This invention relates to a polishing film for use in polishing the surface of materials such as metals, ceramics, plastics and glass as well as to a method of producing such a film. More particularly, this invention relates to a polishing film for the surface finishing of precision instruments such as optical fiber connectors for communications, color filters for liquid crystal displays, optical lenses, magnetic disk substrates and semiconductor wafers that require a very high degree of surface smoothness, as well as a method of producing such a polishing film.
If there are unwanted scratch marks or protrusions on the surface of such an instrument requiring a high degree of smoothness, the instrument may cease to be able to function as expected according to its design. Thus, the final polishing is a very important step that controls the functions of such a precision instrument. For example, optical fibers for communications are coming to be commonly used as communication lines instead of the traditional copper wires, and they are usually connected by means of connectors. Such optical fiber connectors are formed by passing one or more optical fibers through the center of a ferrule made of partially stabilized zirconia obtained by adding aluminum to yttria and adhesively attached to the ferrule by means of a resin adhesive but their end surface must undergo a final surface polishing process such that the end parts of the optical fibers will not protrude by more than 0.1 μm or indent by more than 0.05 μm from the end surface of the connector. If there is left at the end part of the optical fibers a damage or a left-over adhesive spilled out of the gap with the ferrule, or if the end part of the optical fibers is polished excessively and becomes deformed, furthermore, scattering of light and other phenomena take place at the end part of the optical fibers and the transmission characteristics of the communication system as a whole come to frustrate the original design. Thus, the end part of such optical fibers must be smoothed to a high level of precision.
For the finishing of the end part of optical fibers and the polishing of surfaces of other precision instruments, it has been known to use a polishing tape having a polishing layer of abrading particles (very small spherical silica particles with average diameter of 0.001-0.5 μm) and a resin binder formed on the surface of a plastic film either in the form of a tape or by cutting into another shape, as disclosed, for example, in Japanese Patent Publications Tokkai 11-333731 and 11-333732.
The surface smoothness of a precision-requiring component can be improved by using such abrading particles with very small diameters so as to increase the contact surface of individual particles that act on the surface to be polished. Since the polishing layer is extremely flat, however, there arises the problem of lowered polishing capability such that the throughput is adversely affected and locally unpolished spots are left.
The polishing power can be increased while using abrading particles with such very small diameters if the content of silica particles inside the polishing layer is increased such that the number of abrading particles per unit area contacting the target surface to be polished is increased. This, however, causes the contact area of the resin binder inside the polishing layer to be reduced, and this tends to cause the polishing layer to peel off locally during a polishing operation. Such peeled-off portions of the polishing layer tend to damage the surface of the precision instrument, frustrating the effort to carry out a precise surface finishing process.
The polishing power can be increased also if relatively larger abrading particles are used.
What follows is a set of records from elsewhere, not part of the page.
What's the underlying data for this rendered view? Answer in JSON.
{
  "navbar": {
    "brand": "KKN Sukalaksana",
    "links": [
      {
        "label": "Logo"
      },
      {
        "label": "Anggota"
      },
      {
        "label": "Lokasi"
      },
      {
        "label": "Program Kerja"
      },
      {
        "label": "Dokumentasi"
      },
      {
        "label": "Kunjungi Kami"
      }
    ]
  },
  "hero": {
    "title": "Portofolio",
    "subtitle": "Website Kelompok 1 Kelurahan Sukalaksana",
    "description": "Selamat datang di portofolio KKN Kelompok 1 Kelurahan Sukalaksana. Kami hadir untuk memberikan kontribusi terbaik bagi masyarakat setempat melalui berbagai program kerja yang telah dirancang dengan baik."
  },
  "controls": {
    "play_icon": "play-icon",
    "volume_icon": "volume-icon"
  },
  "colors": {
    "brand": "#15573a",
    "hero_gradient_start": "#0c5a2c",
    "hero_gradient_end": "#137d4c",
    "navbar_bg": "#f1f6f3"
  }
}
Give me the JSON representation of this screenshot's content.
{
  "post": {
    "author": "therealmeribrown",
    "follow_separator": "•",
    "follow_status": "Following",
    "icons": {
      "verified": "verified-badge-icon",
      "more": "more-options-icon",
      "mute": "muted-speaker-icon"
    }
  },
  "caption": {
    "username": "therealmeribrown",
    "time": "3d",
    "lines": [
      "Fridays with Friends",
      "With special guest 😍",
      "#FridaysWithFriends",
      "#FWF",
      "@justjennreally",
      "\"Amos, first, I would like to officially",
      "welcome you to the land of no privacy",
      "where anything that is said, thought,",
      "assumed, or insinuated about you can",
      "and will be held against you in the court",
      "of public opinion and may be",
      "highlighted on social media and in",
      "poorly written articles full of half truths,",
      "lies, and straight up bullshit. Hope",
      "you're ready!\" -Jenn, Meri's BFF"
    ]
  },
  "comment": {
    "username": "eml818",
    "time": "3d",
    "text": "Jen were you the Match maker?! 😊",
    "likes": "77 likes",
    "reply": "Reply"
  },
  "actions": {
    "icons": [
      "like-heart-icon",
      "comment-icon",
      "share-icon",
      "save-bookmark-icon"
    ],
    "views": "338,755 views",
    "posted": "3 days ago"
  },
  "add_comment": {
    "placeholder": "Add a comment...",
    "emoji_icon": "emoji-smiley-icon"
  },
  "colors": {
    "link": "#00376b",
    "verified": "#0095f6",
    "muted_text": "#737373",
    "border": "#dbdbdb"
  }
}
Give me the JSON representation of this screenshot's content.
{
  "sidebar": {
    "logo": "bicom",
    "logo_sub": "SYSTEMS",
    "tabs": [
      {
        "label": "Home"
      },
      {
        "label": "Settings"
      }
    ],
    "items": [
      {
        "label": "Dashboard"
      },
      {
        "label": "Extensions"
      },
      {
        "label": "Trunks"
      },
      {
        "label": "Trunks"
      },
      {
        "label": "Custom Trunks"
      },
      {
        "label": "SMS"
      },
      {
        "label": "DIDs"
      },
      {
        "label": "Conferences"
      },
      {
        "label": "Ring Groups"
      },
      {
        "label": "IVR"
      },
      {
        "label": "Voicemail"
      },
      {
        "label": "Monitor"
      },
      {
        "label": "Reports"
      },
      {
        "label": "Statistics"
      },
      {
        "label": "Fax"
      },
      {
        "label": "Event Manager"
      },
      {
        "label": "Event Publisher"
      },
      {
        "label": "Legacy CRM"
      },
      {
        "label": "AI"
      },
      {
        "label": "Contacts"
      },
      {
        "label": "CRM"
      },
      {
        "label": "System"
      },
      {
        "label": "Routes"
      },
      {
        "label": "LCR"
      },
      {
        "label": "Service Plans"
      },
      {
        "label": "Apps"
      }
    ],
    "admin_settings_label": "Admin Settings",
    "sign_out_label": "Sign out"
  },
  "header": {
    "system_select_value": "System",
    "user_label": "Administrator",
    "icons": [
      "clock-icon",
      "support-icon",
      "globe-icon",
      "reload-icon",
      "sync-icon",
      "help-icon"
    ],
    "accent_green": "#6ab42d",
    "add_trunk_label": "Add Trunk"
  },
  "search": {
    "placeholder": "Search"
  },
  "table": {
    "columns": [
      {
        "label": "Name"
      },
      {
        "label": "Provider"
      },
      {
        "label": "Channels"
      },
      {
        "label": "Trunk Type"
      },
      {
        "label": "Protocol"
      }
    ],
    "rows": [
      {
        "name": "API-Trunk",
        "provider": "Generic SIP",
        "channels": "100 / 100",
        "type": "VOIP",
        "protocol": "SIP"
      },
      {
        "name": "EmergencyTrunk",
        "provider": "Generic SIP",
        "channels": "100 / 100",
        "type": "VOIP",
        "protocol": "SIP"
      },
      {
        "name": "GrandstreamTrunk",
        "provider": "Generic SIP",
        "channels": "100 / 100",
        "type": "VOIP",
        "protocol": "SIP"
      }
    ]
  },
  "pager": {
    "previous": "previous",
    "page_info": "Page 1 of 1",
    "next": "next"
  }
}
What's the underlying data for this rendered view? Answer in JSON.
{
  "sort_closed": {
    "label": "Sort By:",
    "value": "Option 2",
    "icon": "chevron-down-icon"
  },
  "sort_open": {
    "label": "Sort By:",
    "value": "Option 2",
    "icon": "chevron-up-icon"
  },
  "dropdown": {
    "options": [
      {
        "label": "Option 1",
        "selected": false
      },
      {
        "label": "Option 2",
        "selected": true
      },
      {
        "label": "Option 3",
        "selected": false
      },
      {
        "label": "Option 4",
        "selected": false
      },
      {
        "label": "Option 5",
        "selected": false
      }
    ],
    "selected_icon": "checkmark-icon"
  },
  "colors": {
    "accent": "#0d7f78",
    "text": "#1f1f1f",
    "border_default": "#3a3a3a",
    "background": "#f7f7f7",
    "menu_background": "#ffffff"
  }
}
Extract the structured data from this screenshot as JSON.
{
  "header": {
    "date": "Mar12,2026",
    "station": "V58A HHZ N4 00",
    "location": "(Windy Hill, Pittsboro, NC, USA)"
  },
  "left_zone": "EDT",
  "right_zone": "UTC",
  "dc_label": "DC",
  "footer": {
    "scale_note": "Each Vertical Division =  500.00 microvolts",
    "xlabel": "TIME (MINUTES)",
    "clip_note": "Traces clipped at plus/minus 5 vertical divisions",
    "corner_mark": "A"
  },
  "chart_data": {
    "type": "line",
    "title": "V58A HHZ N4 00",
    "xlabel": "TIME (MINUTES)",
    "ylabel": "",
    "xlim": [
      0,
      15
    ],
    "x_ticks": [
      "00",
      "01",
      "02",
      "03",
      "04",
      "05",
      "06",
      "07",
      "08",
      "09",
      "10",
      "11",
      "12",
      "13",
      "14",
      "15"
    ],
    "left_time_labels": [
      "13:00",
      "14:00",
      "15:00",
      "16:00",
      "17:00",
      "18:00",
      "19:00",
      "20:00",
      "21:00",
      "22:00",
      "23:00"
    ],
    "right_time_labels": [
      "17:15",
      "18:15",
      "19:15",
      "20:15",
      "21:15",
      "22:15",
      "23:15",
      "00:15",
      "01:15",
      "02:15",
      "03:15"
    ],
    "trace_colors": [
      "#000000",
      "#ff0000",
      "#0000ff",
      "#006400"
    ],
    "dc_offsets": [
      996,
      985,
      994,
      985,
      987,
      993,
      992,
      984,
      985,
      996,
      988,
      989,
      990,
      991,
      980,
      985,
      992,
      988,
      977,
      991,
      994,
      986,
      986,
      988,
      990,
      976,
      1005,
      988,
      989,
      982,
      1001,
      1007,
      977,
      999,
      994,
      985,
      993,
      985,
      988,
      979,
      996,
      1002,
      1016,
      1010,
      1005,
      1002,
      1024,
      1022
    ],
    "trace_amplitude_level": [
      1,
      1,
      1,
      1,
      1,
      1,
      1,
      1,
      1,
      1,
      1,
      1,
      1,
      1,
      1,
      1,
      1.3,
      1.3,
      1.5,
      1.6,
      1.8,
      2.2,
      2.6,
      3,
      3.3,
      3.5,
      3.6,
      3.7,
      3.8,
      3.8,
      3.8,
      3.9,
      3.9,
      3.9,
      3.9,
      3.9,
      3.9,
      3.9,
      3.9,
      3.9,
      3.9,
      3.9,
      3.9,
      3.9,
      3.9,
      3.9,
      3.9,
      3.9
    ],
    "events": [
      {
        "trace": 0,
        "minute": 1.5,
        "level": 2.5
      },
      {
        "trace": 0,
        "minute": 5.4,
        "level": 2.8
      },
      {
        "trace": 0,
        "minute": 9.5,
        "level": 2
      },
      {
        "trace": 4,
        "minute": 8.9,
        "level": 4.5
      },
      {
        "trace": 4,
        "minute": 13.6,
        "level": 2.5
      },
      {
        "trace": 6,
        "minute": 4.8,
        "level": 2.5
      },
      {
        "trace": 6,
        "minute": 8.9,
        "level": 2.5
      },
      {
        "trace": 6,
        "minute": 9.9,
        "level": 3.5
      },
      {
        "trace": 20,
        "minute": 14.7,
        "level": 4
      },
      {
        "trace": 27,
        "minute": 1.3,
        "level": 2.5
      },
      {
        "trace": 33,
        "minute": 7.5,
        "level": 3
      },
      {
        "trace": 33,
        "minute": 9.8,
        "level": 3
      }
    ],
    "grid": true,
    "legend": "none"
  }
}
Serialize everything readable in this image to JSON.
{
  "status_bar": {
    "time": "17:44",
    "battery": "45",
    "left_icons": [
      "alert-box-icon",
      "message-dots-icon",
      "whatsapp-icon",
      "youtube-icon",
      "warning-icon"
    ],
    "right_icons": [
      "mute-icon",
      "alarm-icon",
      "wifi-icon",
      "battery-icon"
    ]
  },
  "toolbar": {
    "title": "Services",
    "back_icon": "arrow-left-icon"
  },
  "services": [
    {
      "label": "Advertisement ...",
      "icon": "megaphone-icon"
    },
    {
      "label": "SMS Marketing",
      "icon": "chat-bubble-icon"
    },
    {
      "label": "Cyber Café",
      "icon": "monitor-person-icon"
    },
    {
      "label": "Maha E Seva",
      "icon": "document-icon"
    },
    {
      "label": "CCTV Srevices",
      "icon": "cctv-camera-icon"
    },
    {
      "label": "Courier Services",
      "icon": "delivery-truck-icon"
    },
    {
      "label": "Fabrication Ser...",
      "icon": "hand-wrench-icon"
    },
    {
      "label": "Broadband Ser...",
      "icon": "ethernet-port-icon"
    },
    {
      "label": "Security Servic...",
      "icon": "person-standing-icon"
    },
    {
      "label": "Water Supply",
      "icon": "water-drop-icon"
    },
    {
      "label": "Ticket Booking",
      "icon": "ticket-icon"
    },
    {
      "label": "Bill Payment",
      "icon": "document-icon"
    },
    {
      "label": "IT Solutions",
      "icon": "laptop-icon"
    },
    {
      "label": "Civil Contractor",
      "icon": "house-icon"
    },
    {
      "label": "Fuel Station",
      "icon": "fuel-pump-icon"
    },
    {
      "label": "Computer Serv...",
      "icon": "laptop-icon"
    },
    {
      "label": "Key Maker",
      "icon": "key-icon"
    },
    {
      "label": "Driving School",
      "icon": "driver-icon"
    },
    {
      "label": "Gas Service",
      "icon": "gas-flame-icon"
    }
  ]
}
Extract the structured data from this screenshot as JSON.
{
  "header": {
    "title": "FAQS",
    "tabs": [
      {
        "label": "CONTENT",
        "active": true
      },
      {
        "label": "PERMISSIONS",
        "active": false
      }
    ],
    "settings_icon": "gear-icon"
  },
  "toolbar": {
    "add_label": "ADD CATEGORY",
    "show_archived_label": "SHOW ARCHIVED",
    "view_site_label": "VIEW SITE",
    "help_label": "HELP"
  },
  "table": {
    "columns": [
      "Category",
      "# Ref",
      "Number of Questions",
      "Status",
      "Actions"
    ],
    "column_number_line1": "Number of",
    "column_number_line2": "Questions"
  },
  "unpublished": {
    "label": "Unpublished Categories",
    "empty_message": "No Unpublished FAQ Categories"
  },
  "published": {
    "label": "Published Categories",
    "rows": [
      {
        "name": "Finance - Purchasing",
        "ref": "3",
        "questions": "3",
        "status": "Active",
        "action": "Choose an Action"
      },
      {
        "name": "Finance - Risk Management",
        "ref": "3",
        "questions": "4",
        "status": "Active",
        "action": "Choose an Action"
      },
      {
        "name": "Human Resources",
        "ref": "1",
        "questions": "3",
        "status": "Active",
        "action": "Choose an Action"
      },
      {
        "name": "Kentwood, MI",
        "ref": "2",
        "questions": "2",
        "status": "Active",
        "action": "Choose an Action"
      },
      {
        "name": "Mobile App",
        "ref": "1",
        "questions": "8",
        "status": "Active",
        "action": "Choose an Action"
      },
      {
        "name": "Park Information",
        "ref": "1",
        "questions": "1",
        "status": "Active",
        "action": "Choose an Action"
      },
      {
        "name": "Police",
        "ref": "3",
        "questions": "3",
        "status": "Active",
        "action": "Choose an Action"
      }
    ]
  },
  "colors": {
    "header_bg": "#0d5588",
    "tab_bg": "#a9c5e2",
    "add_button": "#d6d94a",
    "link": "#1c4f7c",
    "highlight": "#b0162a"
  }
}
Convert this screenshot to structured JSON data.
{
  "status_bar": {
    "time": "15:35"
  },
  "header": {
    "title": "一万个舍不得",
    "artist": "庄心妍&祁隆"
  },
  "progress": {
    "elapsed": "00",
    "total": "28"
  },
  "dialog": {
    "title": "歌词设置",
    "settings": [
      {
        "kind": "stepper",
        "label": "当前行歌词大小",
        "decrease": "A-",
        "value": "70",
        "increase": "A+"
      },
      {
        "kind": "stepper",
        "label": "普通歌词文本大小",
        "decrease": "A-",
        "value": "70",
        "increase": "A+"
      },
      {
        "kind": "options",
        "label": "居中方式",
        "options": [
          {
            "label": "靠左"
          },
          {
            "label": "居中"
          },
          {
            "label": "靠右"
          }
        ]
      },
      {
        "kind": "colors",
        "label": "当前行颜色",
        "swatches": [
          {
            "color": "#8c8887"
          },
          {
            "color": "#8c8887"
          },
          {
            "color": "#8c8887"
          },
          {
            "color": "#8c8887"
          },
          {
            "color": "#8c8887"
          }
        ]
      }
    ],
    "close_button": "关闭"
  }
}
If the diameters of the abrading particles are increased, however, the contact area of the resin binder in the polishing layer with the plastic film increases and hence the problem of the polishing layer locally peeling off the plastic film can be alleviated but there arises instead the problem that the smoothness of the polished surface of the precision instrument is adversely affected.
As explained above, the smoothness of the polished surface of a precision instrument, the polishing power and the phenomenon of the polishing layer peeling off the plastic film are all dependent heavily on the size of the abrading particles. Thus, the selection of the size of abrading particles is an important problem in the technical field of surface finishing of a precision instrument.